Гэлбрейт, Дж. К. богатое общество. Транс. Карлос Афонсо Мальферрари. Сан-Паулу: Пионер, 1987.
Маркс, К. Столица. «Критика политической экономии». Транс. Рубенс Эндерле. Книга I. Сан-Паулу: Boitempo, 2013.
Луг. EFS «От золотых денег к фиктивным деньгам». В бразильском журнале политической экономии, том. 36, № 1 (142), с. 14-28 марта/июня 2016 г.

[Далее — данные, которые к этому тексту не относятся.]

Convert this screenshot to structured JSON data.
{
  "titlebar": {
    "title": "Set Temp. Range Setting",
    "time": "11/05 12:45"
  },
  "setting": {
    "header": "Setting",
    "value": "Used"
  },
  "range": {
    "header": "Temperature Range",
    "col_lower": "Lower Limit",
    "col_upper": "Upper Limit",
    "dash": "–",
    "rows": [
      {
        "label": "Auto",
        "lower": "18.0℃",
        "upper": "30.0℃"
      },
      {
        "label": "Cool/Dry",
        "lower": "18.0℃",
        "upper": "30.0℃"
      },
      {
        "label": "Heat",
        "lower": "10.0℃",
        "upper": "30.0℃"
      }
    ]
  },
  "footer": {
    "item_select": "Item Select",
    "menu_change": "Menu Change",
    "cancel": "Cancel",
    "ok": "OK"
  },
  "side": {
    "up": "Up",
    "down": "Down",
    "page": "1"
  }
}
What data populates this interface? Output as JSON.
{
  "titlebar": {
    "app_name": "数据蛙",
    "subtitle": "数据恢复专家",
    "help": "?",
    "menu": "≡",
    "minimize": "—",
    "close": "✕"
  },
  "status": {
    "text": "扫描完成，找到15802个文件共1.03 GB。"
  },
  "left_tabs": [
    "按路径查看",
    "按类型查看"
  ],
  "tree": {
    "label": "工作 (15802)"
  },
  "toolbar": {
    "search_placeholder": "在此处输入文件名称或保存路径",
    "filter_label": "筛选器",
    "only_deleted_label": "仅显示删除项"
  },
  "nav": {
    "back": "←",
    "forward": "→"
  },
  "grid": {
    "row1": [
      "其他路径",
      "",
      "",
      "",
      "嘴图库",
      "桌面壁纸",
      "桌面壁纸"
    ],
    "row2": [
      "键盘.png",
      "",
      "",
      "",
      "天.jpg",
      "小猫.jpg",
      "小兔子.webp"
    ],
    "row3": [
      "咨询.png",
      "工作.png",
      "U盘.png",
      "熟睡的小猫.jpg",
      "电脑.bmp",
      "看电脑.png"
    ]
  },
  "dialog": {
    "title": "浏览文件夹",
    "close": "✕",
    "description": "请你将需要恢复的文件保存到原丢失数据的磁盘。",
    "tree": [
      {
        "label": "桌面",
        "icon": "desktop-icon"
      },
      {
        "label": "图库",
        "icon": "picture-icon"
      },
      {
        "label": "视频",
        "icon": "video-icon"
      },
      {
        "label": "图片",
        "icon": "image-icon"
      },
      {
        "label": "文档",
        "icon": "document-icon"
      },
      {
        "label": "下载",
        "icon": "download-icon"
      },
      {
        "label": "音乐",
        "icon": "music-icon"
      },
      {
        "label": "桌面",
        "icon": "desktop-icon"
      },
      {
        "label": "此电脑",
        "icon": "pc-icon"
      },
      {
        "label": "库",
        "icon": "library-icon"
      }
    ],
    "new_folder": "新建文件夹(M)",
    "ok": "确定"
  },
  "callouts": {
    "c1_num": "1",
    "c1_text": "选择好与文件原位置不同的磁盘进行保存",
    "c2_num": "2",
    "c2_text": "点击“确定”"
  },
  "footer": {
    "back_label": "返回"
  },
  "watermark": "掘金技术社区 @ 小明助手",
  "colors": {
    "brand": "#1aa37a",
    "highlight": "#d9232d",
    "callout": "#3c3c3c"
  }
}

Рубин, II Марксистская теория стоимости. Транс. Хосе Бонифасио де С. Амарал Филью. Сан-Паулу: Бразилия, 1980.
______ [1926]. «Австрийская школа». Ин Дэй, РБ и Гайдо, Д.Ф. Ответы на «Капитал» Маркса. От Рудольфа Гильфердинга к Исааку Ильичу Рубину. Лейден: Исторический материализм, 2017.
______ История экономического мышления. Транс. Рубенс Эндерле. Рио-де-Жанейро: Editora da UFRJ, 2014.
Саад Филью, А. ценность Маркса. «Политическая экономия для современного капитализма». Кампинас: Editora da Unicamp, 2011.
примечание
[1] Важный вклад о трудностях и способах чтения Столица можно найти у Альтюссера (2013).